Grafis : Kompas, Senin, 19 April 2010

Rezim Keluarga di Pilkada

Terjadi Krisis Kaderisasi dalam Partai Politik

JAKARTA - Pemilu kepala daerah tahun 2010 mencemaskan. Pilkada kali ini menampilkan fenomena politik dinasti dengan munculnya calon dari lingkungan keluarga kepala daerah yang berkuasa.

Pilkada yang memungkinkan semua orang berpartisipasi juga memunculkan artis-artis yang diragukan kapabilitasnya.

Pilkada 2010 ini adalah pilkada langsung kedua setelah pilkada langsung oleh rakyat dilaksanakan pada 2005. Saat itu dilangsungkan 226 pilkada, yaitu 11 pilkada provinsi, 179 kabupaten, dan 36 kota.

Dari 244 pilkada tahun ini, tujuh pilkada berupa pemilihan gubernur dan wakil gubernur, yaitu di Sumatera Barat, Kalimantan Tengah, Kalimantan Selatan, Sulawesi Utara, Kepulauan Riau, dan Jambi. Sisanya, sebanyak 202 pilkada kabupaten dan 35 kota, yang berada di 32 provinsi. Hari Minggu (18/4), misalnya, dua daerah di Provinsi Jawa Tengah melaksanakan pemungutan suara, yaitu Kota Semarang dan Kabupaten Purbalingga.

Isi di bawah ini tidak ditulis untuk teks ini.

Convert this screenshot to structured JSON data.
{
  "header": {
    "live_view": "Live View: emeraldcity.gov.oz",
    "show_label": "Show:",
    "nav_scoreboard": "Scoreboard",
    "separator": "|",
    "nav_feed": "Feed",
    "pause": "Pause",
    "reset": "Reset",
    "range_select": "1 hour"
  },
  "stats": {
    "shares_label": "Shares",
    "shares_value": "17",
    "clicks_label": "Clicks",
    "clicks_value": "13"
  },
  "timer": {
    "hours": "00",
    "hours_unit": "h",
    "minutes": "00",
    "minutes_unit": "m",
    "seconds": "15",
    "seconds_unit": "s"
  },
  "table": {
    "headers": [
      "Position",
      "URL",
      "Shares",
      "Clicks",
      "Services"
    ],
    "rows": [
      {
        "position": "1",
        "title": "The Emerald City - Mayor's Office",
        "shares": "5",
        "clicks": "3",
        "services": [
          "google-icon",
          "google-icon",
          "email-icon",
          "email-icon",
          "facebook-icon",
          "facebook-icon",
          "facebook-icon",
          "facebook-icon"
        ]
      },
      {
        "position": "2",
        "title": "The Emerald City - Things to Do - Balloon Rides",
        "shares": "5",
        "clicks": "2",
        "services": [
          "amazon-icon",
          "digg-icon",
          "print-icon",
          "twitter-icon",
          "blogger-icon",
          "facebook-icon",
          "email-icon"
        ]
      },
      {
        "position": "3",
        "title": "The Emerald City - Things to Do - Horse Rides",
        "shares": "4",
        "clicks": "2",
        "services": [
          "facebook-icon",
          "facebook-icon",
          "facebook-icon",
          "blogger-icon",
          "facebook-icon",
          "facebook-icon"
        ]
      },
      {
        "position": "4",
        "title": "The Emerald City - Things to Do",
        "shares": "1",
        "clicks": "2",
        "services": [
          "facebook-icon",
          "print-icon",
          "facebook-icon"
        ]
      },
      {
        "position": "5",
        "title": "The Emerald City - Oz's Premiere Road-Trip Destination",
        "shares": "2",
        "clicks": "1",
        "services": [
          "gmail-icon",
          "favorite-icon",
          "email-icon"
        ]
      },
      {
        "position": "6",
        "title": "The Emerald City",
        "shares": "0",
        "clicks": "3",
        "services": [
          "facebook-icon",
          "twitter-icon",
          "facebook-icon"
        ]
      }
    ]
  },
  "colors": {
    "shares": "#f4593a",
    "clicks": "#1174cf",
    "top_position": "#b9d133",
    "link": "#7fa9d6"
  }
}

Maraknya pilkada itu membuat ratusan orang ”melamar” menjadi calon kepala daerah. Dari ratusan orang itu terdapat sejumlah calon yang kontroversial.

Di beberapa daerah, pertarungan keluarga dalam pilkada sangat mencolok, antara lain di Kabupaten Bone Bolango, Gorontalo; Indramayu, Jawa Barat; Bantul, Daerah Istimewa Yogyakarta (DIY); Kediri di Jawa Timur, dan Jembrana di Bali. Calon-calon yang maju dalam arena pertarungan memiliki hubungan keluarga, yaitu suami, istri, anak, atau kakak dan adik. Dari ruang keluarga bersaing di ruang publik.

Di Bone Bolango, seorang istri maju menantang suaminya yang kini berkuasa atau petahana (incumbent). Ismet Mile (62) yang mengakhiri tugasnya sebagai Bupati Bone Bolango kembali mencalonkan diri berpasangan dengan Ibrahim Dau dari Partai Demokrasi Kebangsaan. Istrinya, Ruwaida Mile, juga mencalonkan diri sebagai bupati berpasangan dengan Haris Hadju dari Partai Kebangkitan Nasional Ulama.

Melawan kakak

Di Pilkada Bone Bolango pula, Mohammad Kris Wartabone yang berpasangan dengan Irwan Mamesah yang diusung PDI Perjuangan, Partai Keadilan Sejahtera, dan Partai Amanat Nasional juga bertarung dengan kakaknya, Kilat Wartabone.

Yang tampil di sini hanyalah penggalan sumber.